Florent Dabernat Florent Dabernat July 16, 2026 6 min read
HTML and CSS code of a website

I build light, clear, fast sites for my clients. It would have been awkward for mine to be a heavy theme stuffed with plugins. Here is why I hand-coded it, and when that choice is wrong.

My site is entirely coded in HTML and CSS. No CMS, no visual builder, no subscription. This is not purism: it is a direct consequence of what I sell.

A choice, not an accident

When you call yourself a designer and front-end developer, you may as well prove it in your main tool: your own site. Semantic structure, modular CSS, minimal JavaScript. The site is not a shop window, it is a silent demonstration of the method.

The four reasons

  • Code modularity. Every line is optimized and controlled. No imposed theme, no superfluous plugin adding three dependencies for one button.
  • Evolution. I evolve the code at my own pace, without depending on a tool, a subscription or a closed ecosystem. The day a vendor triples its pricing or drops a feature, it does not concern me.
  • Eco-design. Few requests, no useless scripts, minimal footprint. Less weight also means better ranking.
  • An experience designed, not generated. Every interaction and animation is decided, not inherited from a generic template.

Add accessibility, built in from the start rather than patched afterwards: contrast, keyboard navigation, a coherent heading structure.

Hand-coding is not refusing tools. It is refusing to let a tool decide what my site is allowed to become.

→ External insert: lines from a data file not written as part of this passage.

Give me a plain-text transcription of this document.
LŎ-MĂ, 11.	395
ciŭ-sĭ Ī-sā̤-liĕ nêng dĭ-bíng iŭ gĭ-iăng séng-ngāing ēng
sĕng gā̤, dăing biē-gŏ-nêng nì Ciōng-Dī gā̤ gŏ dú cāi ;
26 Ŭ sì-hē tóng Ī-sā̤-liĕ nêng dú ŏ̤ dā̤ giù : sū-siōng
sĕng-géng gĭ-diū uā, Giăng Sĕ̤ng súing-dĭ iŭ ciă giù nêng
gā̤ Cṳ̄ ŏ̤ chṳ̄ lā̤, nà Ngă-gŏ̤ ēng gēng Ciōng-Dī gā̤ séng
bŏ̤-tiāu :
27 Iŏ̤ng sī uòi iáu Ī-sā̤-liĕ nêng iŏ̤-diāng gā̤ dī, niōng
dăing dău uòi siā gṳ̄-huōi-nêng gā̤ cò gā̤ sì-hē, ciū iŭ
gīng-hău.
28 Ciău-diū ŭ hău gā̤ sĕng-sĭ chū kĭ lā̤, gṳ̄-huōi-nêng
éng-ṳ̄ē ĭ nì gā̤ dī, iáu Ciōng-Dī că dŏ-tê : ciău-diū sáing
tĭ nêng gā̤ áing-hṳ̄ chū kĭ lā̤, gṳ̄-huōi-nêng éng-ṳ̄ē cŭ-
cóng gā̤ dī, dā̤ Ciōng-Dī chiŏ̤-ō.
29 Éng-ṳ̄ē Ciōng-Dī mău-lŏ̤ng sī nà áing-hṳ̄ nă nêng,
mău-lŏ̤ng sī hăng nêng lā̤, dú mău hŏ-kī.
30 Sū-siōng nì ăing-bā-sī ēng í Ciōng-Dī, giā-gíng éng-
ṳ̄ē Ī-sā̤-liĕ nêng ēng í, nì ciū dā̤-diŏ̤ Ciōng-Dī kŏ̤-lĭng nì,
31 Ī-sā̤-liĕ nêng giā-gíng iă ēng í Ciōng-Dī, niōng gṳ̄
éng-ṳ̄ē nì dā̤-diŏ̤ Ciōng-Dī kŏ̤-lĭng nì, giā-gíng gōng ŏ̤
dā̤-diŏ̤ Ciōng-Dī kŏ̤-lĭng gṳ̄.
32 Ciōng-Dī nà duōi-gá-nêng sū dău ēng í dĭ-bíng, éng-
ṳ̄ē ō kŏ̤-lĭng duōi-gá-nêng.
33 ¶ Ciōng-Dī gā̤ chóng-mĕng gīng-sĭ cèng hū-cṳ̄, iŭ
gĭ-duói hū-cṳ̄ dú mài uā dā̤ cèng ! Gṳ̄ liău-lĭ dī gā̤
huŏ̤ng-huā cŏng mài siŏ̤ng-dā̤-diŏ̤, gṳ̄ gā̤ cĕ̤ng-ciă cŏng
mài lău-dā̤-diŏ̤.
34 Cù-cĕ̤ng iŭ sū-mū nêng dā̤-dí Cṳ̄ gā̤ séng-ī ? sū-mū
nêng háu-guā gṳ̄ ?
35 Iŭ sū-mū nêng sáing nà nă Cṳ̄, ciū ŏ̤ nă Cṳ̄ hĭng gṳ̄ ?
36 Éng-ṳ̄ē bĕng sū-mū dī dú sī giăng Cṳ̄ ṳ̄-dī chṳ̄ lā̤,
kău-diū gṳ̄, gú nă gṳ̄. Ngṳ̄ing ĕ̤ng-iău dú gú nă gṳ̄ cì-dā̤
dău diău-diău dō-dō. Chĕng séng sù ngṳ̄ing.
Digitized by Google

Is it the right choice for you?

Let us be honest: not always. This choice assumes someone masters the code and handles maintenance. For a client publishing several articles a week who wants autonomy over content, a well-configured CMS remains the right call, and that is what I recommend then.

The real question is not the technology, it is dependency: what happens the day the tool changes its rules? If the answer is a total block or a costly migration, the choice deserves a second look.


Frequently asked questions

Should every site be hand-coded?
No. For a publishing-heavy site where the client must be autonomous, a well-configured CMS fits better. Bespoke suits demonstration, conversion or performance-critical sites.
Is a hand-coded site hard to evolve?
Quite the opposite, if the code is clean and modular. What is hard to evolve is a theme with fifteen plugins layered on top.
What is the real gain?
Fewer requests, less weight, better SEO, built-in accessibility, and above all no dependency on an ecosystem that can change its rules or its pricing.